E’ questa l’integrazione che cerca l’islam in casa nostra? Chiudersi volontariamente in un ghetto culturale per accendere una miccia di intolleranza che prima o poi esploderà –questo è certo- contro di noi? Questa è l’apertura che noi dovremmo dimostrare loro in nome di un multiculturalismo che non esisterà mai?
Il paradosso, per chi lo vuole vedere, c’è ed è drammaticamente evidente. Pericoloso, sempre più pericoloso.
Adesso l’allarme di via Quaranta sembra, al termine di una gestazione al dir poco controversa, sul punto di rientrare nel rispetto delle leggi del nostro Stato. Speriamo che sia una condizione definitiva, ma resta il fatto che questo non sia stato altro che un episodio emblematico all’interno di un rapporto molto più importante e sempre più complesso.

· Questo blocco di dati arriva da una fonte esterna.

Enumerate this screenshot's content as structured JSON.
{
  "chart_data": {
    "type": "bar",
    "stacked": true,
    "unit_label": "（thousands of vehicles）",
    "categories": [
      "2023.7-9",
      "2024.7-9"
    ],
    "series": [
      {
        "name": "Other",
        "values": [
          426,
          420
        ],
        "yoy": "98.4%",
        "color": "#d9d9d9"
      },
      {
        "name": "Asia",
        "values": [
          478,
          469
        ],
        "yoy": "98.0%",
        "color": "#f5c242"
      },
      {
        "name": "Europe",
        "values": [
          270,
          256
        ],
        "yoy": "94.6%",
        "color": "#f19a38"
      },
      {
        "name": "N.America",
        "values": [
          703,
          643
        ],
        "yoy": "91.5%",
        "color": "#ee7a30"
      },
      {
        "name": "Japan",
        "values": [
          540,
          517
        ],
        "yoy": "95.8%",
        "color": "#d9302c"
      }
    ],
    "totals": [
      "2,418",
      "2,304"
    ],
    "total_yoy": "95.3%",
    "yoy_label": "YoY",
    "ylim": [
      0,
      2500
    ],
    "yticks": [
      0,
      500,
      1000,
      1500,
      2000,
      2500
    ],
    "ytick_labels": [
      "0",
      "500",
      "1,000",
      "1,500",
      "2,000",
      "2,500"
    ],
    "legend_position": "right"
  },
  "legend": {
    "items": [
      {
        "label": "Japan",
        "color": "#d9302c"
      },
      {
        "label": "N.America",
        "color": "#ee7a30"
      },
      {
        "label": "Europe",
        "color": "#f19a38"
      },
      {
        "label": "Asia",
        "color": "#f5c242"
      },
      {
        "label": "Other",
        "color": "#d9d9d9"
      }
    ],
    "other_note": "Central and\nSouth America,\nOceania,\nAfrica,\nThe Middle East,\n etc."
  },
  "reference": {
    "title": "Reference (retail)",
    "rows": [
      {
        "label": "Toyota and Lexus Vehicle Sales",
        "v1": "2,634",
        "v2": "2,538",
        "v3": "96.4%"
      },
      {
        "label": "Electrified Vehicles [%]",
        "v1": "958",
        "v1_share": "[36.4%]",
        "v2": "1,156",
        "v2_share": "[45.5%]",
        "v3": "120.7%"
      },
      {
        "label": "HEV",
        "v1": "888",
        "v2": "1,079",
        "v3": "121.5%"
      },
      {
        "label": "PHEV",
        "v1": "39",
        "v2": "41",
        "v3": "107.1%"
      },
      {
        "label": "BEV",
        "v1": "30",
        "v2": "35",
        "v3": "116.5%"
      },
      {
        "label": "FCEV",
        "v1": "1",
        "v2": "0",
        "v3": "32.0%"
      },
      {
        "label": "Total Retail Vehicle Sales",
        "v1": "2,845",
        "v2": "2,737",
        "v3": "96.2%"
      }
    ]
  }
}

Quando la smetteremo di nasconderci dietro a mezze scelte, a mezzi provvedimenti, a mezze azioni prontamente negate col terrore di ferire la sensibilità dell’amico islam? Quando sapremo finalmente discernere con logicità il buono dalla muffa? Quando ce lo avremo questo benedetto coraggio di difendere la nostra casa, la nostra vita, la nostra sicurezza e –anche se molti questo non lo vogliono- anche e soprattutto la nostra cultura?